The Cedar Point Classic is an outgrowth of the now-defunct Firecracker Men’s Softball Tournament which had been held as a charity event in Cedar Point for 24 years.
In 2012, the fate of the Firecracker Tournament seemed to be up in the air due to the rising costs and logistics of running the event, so a group of dedicated fans stepped up to put together a one day tournament, now known as the Cedar Point Classic, to benefit the Cedar Point Fire Department.
This year, the Cedar Point Classic will expand the softball tournament to a two day event, as well as adding a home run derby, live entertainment, food and beer tents starting at noon on Saturday and Sunday.
For tournament director Kevin LaFollette, continuing the tradition of the fund raising tournament was a no brainer “I personally have fond memories of being 6 years old and accompanying my uncle to this event (the Firecracker) for several years and being the “bat boy” for the team. So naturally when I started to play men’s softball I did whatever I could to convince my team to enter.” said LaFollette.
When it came time to select a recipient for the funds raised, the fire department was a natural choice said LaFollette since the all-volunteer unit is one of very few independently (non tax payer-) funded fire departments in the area.
Cedar Point fire chief Kevin Gould couldn’t agree more.
“We’re totally self-supporting. All our funds come from fundraising by the department.” Gould said the fire department,in addition to soliciting funds from sponsors, held a hog roast annually, but attendance at the fundraisers had been down, reducing the amount of funds they were able to bring in. “Any town in the area will have beer gardens, we had to do something different to spark an interest.” said Gould.
The timing couldn’t be better to replenish the department’s coffers, according to Gould. “Funds are generally depleted by December.” The money raised from last year’s tournament went directly to the fire department’s general fund, but Gould said the fund was drained when they had to purchase a new truck last year.
“That big brush fire over by Utica (last year), all the area departments responded to that, but we tore up one of our trucks and had to buy a new one from California. All our funds went to that.”
Gould said funds raised this year will go to upgrading and adding new equipment. “Our equipment is old and outdated, there are some tools we don’t have and the cost of replacing and buying this stuff is astronomical.”

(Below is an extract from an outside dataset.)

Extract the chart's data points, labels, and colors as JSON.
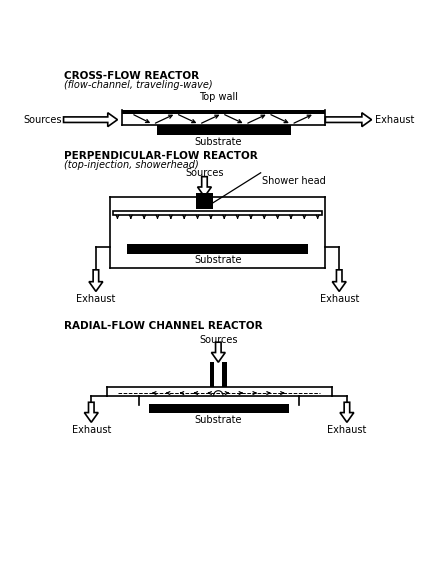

LaFollette said 2012’s last-minute one day event raised over $1,500 for the fire department, so he is hoping to at least double that with this year’s effort.
Gould is hoping for the sake of the department, for a large turn out as well. “Ten, fifteen years ago, we were going just to fires. Now, the fire department is involved in anything and everything.”
“We’re tripling our runs and our costs are going up. This is the only way we survive.”